‘Babar is US scapegoat’
Tooting terror suspect Babar Ahmad was told yesterday there is no legal way to stop him being sent for trial in America even though no evidence has been tested and his legal rights could be stripped from him.
A large crowd gathered outside Bow Street Magistrates' Court, chanting slogans in support of Ahmad and claiming his innocence.
Ahmad is accused of raising money for terrorist causes, supporting the Taliban and encouraging Muslims to commit terrorist acts.
But a 2003 pact between Britain and the US means the American Government did not have to offer evidence to back up its claims against the British citizen.
Ahmad's extradition hearing is the first legal test of that controversial new treaty and his supporters argue if there was evidence to convict him he should be tried in Britain.
He was arrested by British police in 2003, but was released without charge because of insufficient evidence.
Now the Home Secretary has 60 days to decide whether to fly Ahmad to the States, where his family fears his human rights could be eroded and a fair trial impossible.
Judge Timothy Workman, while ruling he could not prevent the extradition, raised grave concerns about the "difficult and troubling case".
Ahmad's supporters claimed US President George W Bush might suddenly decide he should be tried by a military tribunal and face the death penalty or Guantanamo Bay.
But Judge Workman said while Ahmad did meet the criteria for a presidential order and face "inhuman and degrading" treatment, the court had received a "categorical assurance" that it would not happen and even Bush would be bound by it.

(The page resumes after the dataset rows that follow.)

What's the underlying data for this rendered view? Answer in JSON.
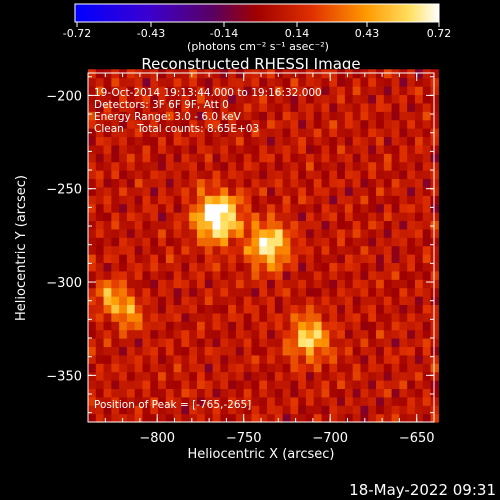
{
  "chart_data": {
    "type": "heatmap",
    "title": "Reconstructed RHESSI Image",
    "xlabel": "Heliocentric X (arcsec)",
    "ylabel": "Heliocentric Y (arcsec)",
    "xlim": [
      -840,
      -640
    ],
    "ylim": [
      -375,
      -188
    ],
    "xticks": [
      -800,
      -750,
      -700,
      -650
    ],
    "yticks": [
      -200,
      -250,
      -300,
      -350
    ],
    "colorbar": {
      "min": -0.72,
      "max": 0.72,
      "ticks": [
        "-0.72",
        "-0.43",
        "-0.14",
        "0.14",
        "0.43",
        "0.72"
      ],
      "unit_label": "(photons cm⁻² s⁻¹ asec⁻²)"
    },
    "sources": [
      {
        "x": -765,
        "y": -265,
        "peak": 0.72,
        "width": 9
      },
      {
        "x": -735,
        "y": -280,
        "peak": 0.58,
        "width": 8
      },
      {
        "x": -712,
        "y": -330,
        "peak": 0.5,
        "width": 8
      },
      {
        "x": -826,
        "y": -308,
        "peak": 0.42,
        "width": 6
      },
      {
        "x": -815,
        "y": -318,
        "peak": 0.38,
        "width": 5
      }
    ],
    "annotations": {
      "time_range": "19-Oct-2014 19:13:44.000 to 19:16:32.000",
      "detectors": "Detectors: 3F 6F 9F, Att 0",
      "energy_range": "Energy Range: 3.0 - 6.0 keV",
      "clean": "Clean    Total counts: 8.65E+03",
      "peak": "Position of Peak = [-765,-265]"
    }
  },
  "footer_timestamp": "18-May-2022 09:31"
}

But, qualifying, he said the threat was "almost" entirely removed.
The judge said his greatest concern was that "special administrative measures" could be applied. This would mean Ahmad being kept in solitary confinement, restrictions put on his correspondence and monitoring of contact with lawyers.
The US Government did not deny this but, because the monitoring would not "reach the eyes and ears of those prosecuting", Judge Workman ruled the trial could be fair. He predicted the issues would be thrashed out again in a High Court appeal.
Babar Ahmad's solicitor, Muddassar Arani, said she hoped for a "more robust" appeal judge, adding: "It is a shame these decisions made in the courts are very political in their nature. Babar has been made a scapegoat."
Ahmad's father, Ashfaq Ahmad, said: "Babar is strong and he has committed no crime. I pray to Allah, insh'Allah, that we will win. We all know what sort of treatment minorities get in America. They are abusers of human rights."
After the hearing, Iqbal Sacranie, secretary general of the Muslim Council of Britain, said: "We call on the Home Secretary to renegotiate the Extradition Treaty 2003, so that it better protects our citizens from this manifest injustice. This draconian treaty has reduced the judiciary in the UK to a rubber stamping instrument in reference to allegations that do not require to be proved before it. This is a clear violation of all civilised norms of justice."